Handloaded .32-20, antique brass on the left and modern nickel-plated Starline on the right.

It’s best for older guns to stick to lead bullets in the 90-115gr. range. Currently I load Hornady 90gr LHBWCs and 100gr hard-cast LFPs. For a small-game/varmint load I reverse the hollow-base bullets to form a hollow-point. They expand quite well but have relatively shallow penetration; 9-1/2 to10″ fired into Clear Ballistics 10% ordinance gel through four layers of denim, so they are not best-suited to self-defense applications.

Modern Use

So what use is the venerable .32 WCF in the modern world?

First and foremost to shoot antique guns, and with cast bullets this can be done pretty economically. If all it needs to kill is paper it can be loaded pretty light. Another use is for Cowboy Action shooting, where it’s mild recoil can be a real plus for smaller or younger shooters.

It’s also a good small-game cartridge; you can think of it as a reloadable alternative to the .22 WMRF. It is not difficult or unsafe to load the .32 to match .22 magnum handgun levels of power, and with a flat-point bullet is has plenty of punch for rabbits and the like.

It is possible to hot-load this cartridge in a large-frame revolver like the modern Ruger Blackhawk, and such loads can dramatically exceed even the performance of the original black powder load from a rifle. As a hunting combo with a rifle I could see the point. But with older guns of other makes this would be dangerous; it would certainly damage the gun and might injure the shooter and/or bystanders.

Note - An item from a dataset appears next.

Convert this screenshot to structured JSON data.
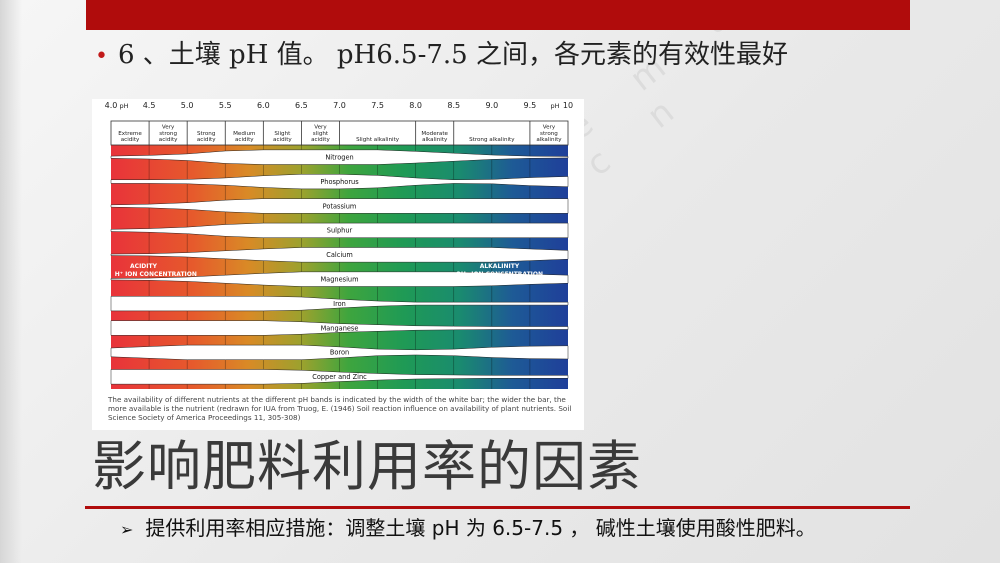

Self defense? It can work; in the early 20th C. it was well-regarded in this role. I sometimes carry a snub-nosed revolver chambered in .32-20, but honestly? Even without getting into the ‘revolver-vs.-semi-auto’ debate there are better options. .38 Special is easy to get and there are a number of effective loads available. If you want to stick to a thirty-two caliber the .327 Federal Magnum is more powerful, easier to handload and will also fire .32 H&R Magnum, .32 S&W Long and .32 S&W.

Viable for self-defense? It’ll work, but you can do better. Still, I have been known to carry this 2″ Police Positive Special, but then I’m kind of a freak.
Rapid-fire at seven yards. Yeah, that’ll do.

Colt chambered it in their 1873 SAA, as mentioned, and you can sometimes find the Italian clones of this model. Colt also offered it in their Police Positive Special and Army Special revolvers. S&W chambered it in what became their K-frame revolvers. The Spanish knocked these off, but frankly I’d avoid those; their metallurgy was sometimes dubious. Ruger offered the Blackhawk revolver in .32-20, and the Thompson Center Contender made barrels that use it, which can be used with rifle-pressure ammo. You’re not spoiled for choice, but there are options available.

It’s been completely and thoroughly supplanted by other cartridges, but that doesn’t mean it isn’t fun; learning to reload it was interesting and shooting vintage guns is one of my favorite things. It’s also light-recoiling and accurate. If you load your own ammo and come across an old revolver chambered in this cartridge there’s no reason not to pick it up if you fancy it. As a bonus they can usually be had for less money than the same model in a more common caliber in comparable condition. Might just be the start of a beautiful relationship!